The electronic version of this article is the complete one and can be found online at: http://www.orgmedchemlett.com/content/2/1/34


Received:7 June 2012
Accepted:7 September 2012
Published:14 November 2012

© 2012 Bano et al.; licensee Springer.

This is an Open Access article distributed under the terms of the Creative Commons Attribution License (http://creativecommons.org/licenses/by/2.0), which permits unrestricted use, distribution, and reproduction in any medium, provided the original work is properly cited.

Abstract

Free radicals are well known for playing a dual role in our body- deleterious as well as beneficial. It includes a metabolic pathway for its generation. Oxidative stress in our body occurs due to excessive generation of free radicals and reduced level of antioxidants, but at low concentrations, these radicals help to perform normal physiological functions of the body. Scientific evidence suggests that antioxidants reduce the risk for chronic diseases including cancer and heart disease. This review shows current tendency in the pyrimidine synthesis and reveals the pyrimidine core to be a very potent moiety which can be a rich source for the synthesis of new compounds having desirable antioxidant activity.

Keywords:
Free radical; Antioxidant; Pyrimidine; Oxidative stress

Graphical abstract

Review

Introduction

Free radicals can be defined as the atoms, molecules, or ions with unpaired electrons in an open shell configuration. Sometimes, these free radicals may bear some charge, either positive, negative, or zero. They also play a significant role in combustion, atmospheric chemistry, polymerization, plasma chemistry, and many other chemical processes. Free radicals may generate different kinds of chemical and biological reactions in the body. Development of free radicals in the body is believed to involve in the development of various degenerative diseases; huge generation of free radicals particularly reactive oxygen species and their high activity may lead to progression of a number of pathological disturbances such as inflammation, atherosclerosis, cancer, Parkinson's disease, and Alzheimer's disease.

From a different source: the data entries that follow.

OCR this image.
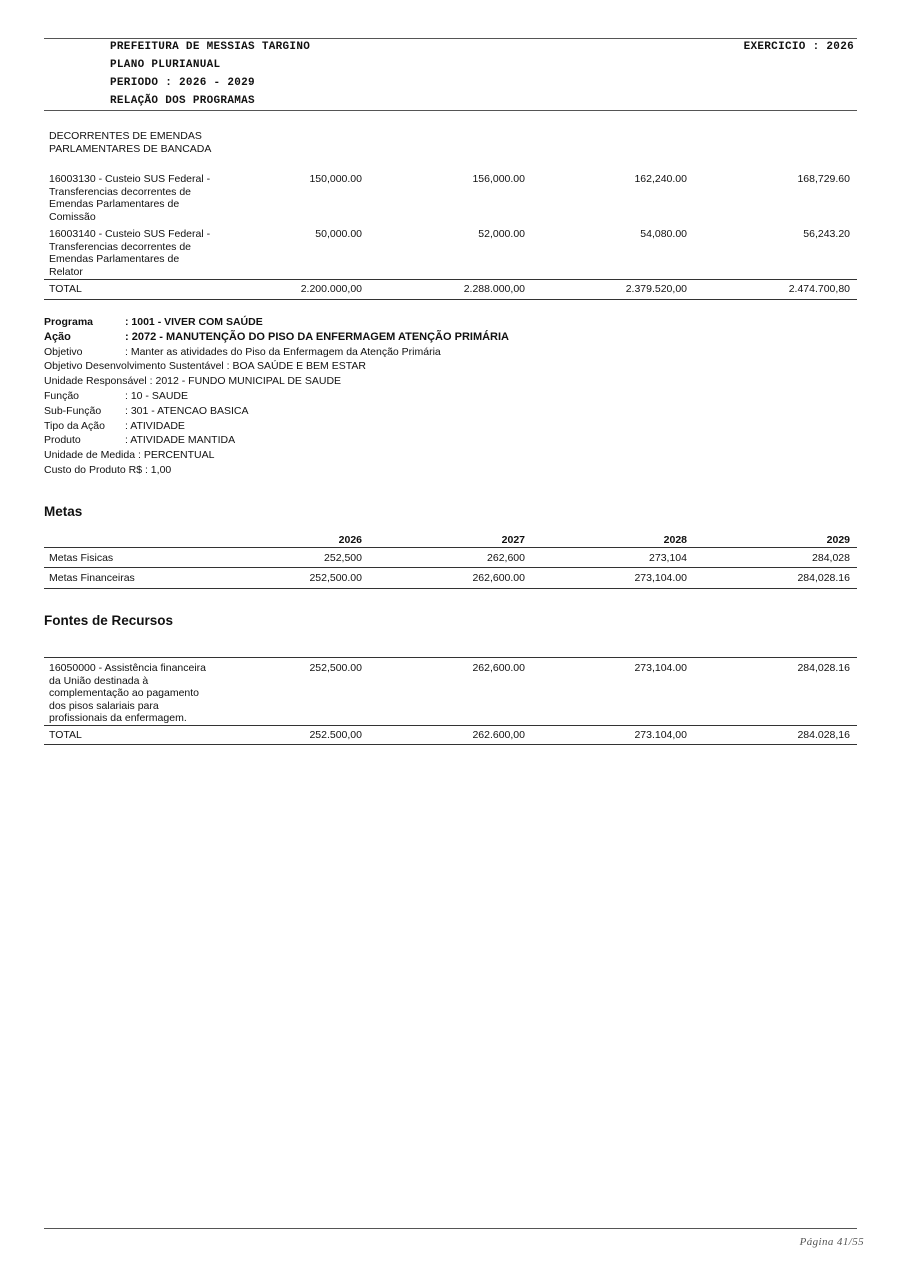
PREFEITURA DE MESSIAS TARGINO	EXERCICIO : 2026
PLANO PLURIANUAL
PERIODO : 2026 - 2029
RELAÇÃO DOS PROGRAMAS
DECORRENTES DE EMENDAS PARLAMENTARES DE BANCADA				
16003130 - Custeio SUS Federal - Transferencias decorrentes de Emendas Parlamentares de Comissão	150,000.00	156,000.00	162,240.00	168,729.60
16003140 - Custeio SUS Federal - Transferencias decorrentes de Emendas Parlamentares de Relator	50,000.00	52,000.00	54,080.00	56,243.20
TOTAL	2.200.000,00	2.288.000,00	2.379.520,00	2.474.700,80
Programa	: 1001 - VIVER COM SAÚDE
Ação	: 2072 - MANUTENÇÃO DO PISO DA ENFERMAGEM ATENÇÃO PRIMÁRIA
Objetivo	: Manter as atividades do Piso da Enfermagem da Atenção Primária
Objetivo Desenvolvimento Sustentável : BOA SAÚDE E BEM ESTAR
Unidade Responsável : 2012 - FUNDO MUNICIPAL DE SAUDE
Função	: 10 - SAUDE
Sub-Função	: 301 - ATENCAO BASICA
Tipo da Ação	: ATIVIDADE
Produto	: ATIVIDADE MANTIDA
Unidade de Medida : PERCENTUAL
Custo do Produto R$ : 1,00
Metas
	2026	2027	2028	2029
Metas Fisicas	252,500	262,600	273,104	284,028
Metas Financeiras	252,500.00	262,600.00	273,104.00	284,028.16
Fontes de Recursos
16050000 - Assistência financeira da União destinada à complementação ao pagamento dos pisos salariais para profissionais da enfermagem.	252,500.00	262,600.00	273,104.00	284,028.16
TOTAL	252.500,00	262.600,00	273.104,00	284.028,16
Página 41/55
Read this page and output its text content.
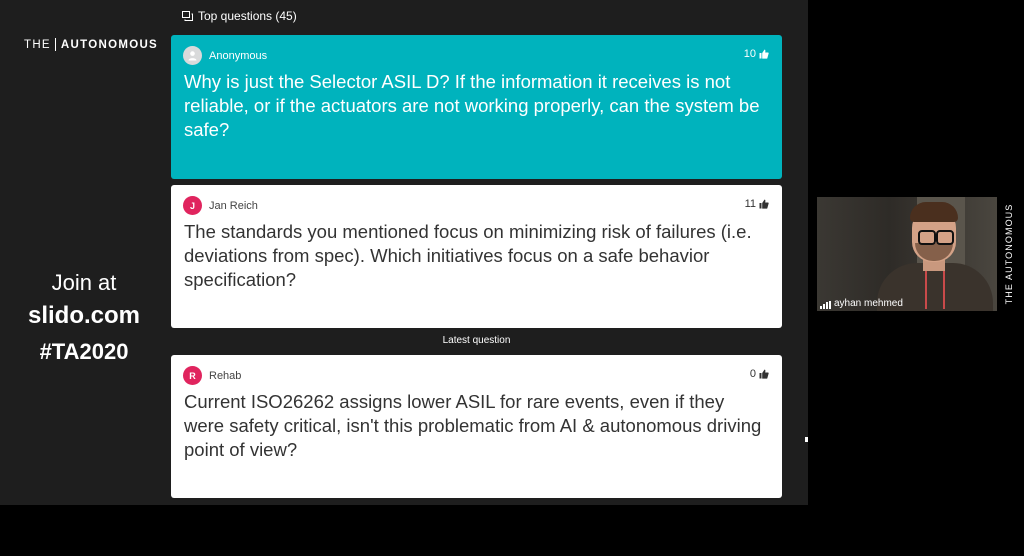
THE AUTONOMOUS
Join at
slido.com
#TA2020
Top questions (45)
Anonymous	10
Why is just the Selector ASIL D? If the information it receives is not reliable, or if the actuators are not working properly, can the system be safe?
J	Jan Reich	11
The standards you mentioned focus on minimizing risk of failures (i.e. deviations from spec). Which initiatives focus on a safe behavior specification?
Latest question
R	Rehab	0
Current ISO26262 assigns lower ASIL for rare events, even if they were safety critical, isn't this problematic from AI & autonomous driving point of view?
THE AUTONOMOUS
ayhan mehmed
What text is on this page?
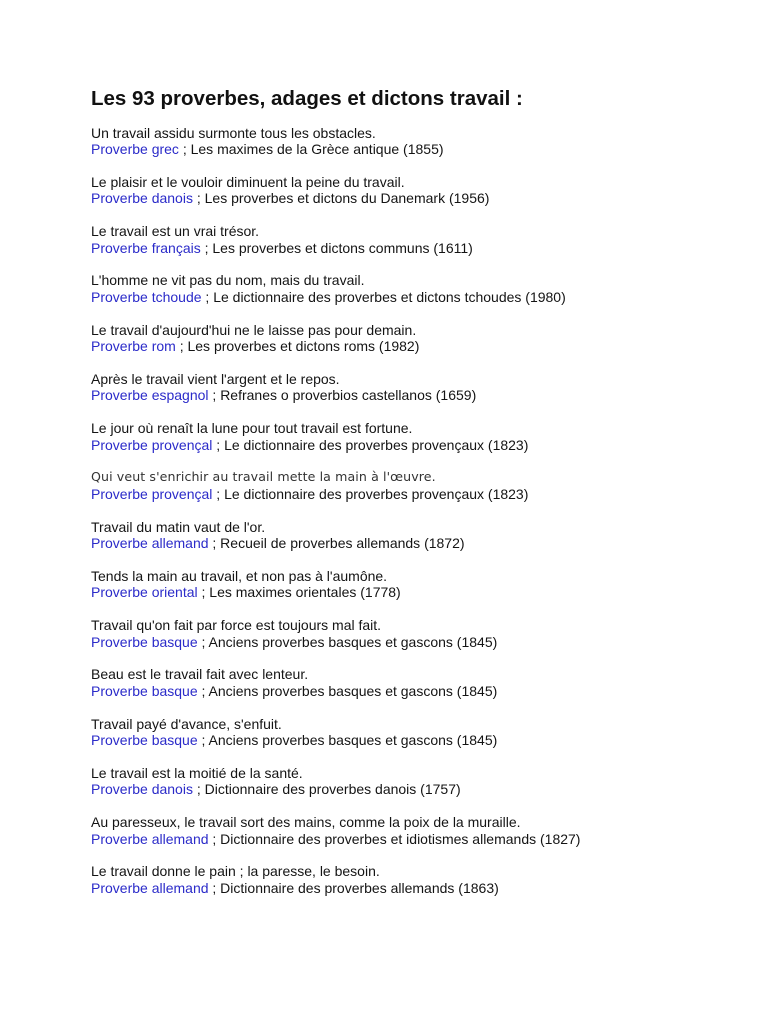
Les 93 proverbes, adages et dictons travail :
Un travail assidu surmonte tous les obstacles.
Proverbe grec ; Les maximes de la Grèce antique (1855)
Le plaisir et le vouloir diminuent la peine du travail.
Proverbe danois ; Les proverbes et dictons du Danemark (1956)
Le travail est un vrai trésor.
Proverbe français ; Les proverbes et dictons communs (1611)
L'homme ne vit pas du nom, mais du travail.
Proverbe tchoude ; Le dictionnaire des proverbes et dictons tchoudes (1980)
Le travail d'aujourd'hui ne le laisse pas pour demain.
Proverbe rom ; Les proverbes et dictons roms (1982)
Après le travail vient l'argent et le repos.
Proverbe espagnol ; Refranes o proverbios castellanos (1659)
Le jour où renaît la lune pour tout travail est fortune.
Proverbe provençal ; Le dictionnaire des proverbes provençaux (1823)
Qui veut s'enrichir au travail mette la main à l'œuvre.
Proverbe provençal ; Le dictionnaire des proverbes provençaux (1823)
Travail du matin vaut de l'or.
Proverbe allemand ; Recueil de proverbes allemands (1872)
Tends la main au travail, et non pas à l'aumône.
Proverbe oriental ; Les maximes orientales (1778)
Travail qu'on fait par force est toujours mal fait.
Proverbe basque ; Anciens proverbes basques et gascons (1845)
Beau est le travail fait avec lenteur.
Proverbe basque ; Anciens proverbes basques et gascons (1845)
Travail payé d'avance, s'enfuit.
Proverbe basque ; Anciens proverbes basques et gascons (1845)
Le travail est la moitié de la santé.
Proverbe danois ; Dictionnaire des proverbes danois (1757)
Au paresseux, le travail sort des mains, comme la poix de la muraille.
Proverbe allemand ; Dictionnaire des proverbes et idiotismes allemands (1827)
Le travail donne le pain ; la paresse, le besoin.
Proverbe allemand ; Dictionnaire des proverbes allemands (1863)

This phenomenon of excessive production of free radicals is termed as oxidative stress. This oxidative stress has also been found to be implicated in many ailments such as heart disease and some age-related diseases. Thus, in a concise way, it can be said that excessive production of free radicals is harmful for the body.

Many heterocyclic compounds have been synthesized because of their wide range of biological activity [1]. Pyrimidine is a six-member heterocyclic compound that contains two nitrogen atoms at positions 1 and 3 (Figure 1). Pyrimidine derivatives have showed various biological activities such as antimicrobial, antitumor, antifungal, and antileishmanial activities and are also useful for the treatment of thyroid and leukemia [2]. In this article, the authors give an emphasis on antioxidant activity by pyrimidine-containing nucleus.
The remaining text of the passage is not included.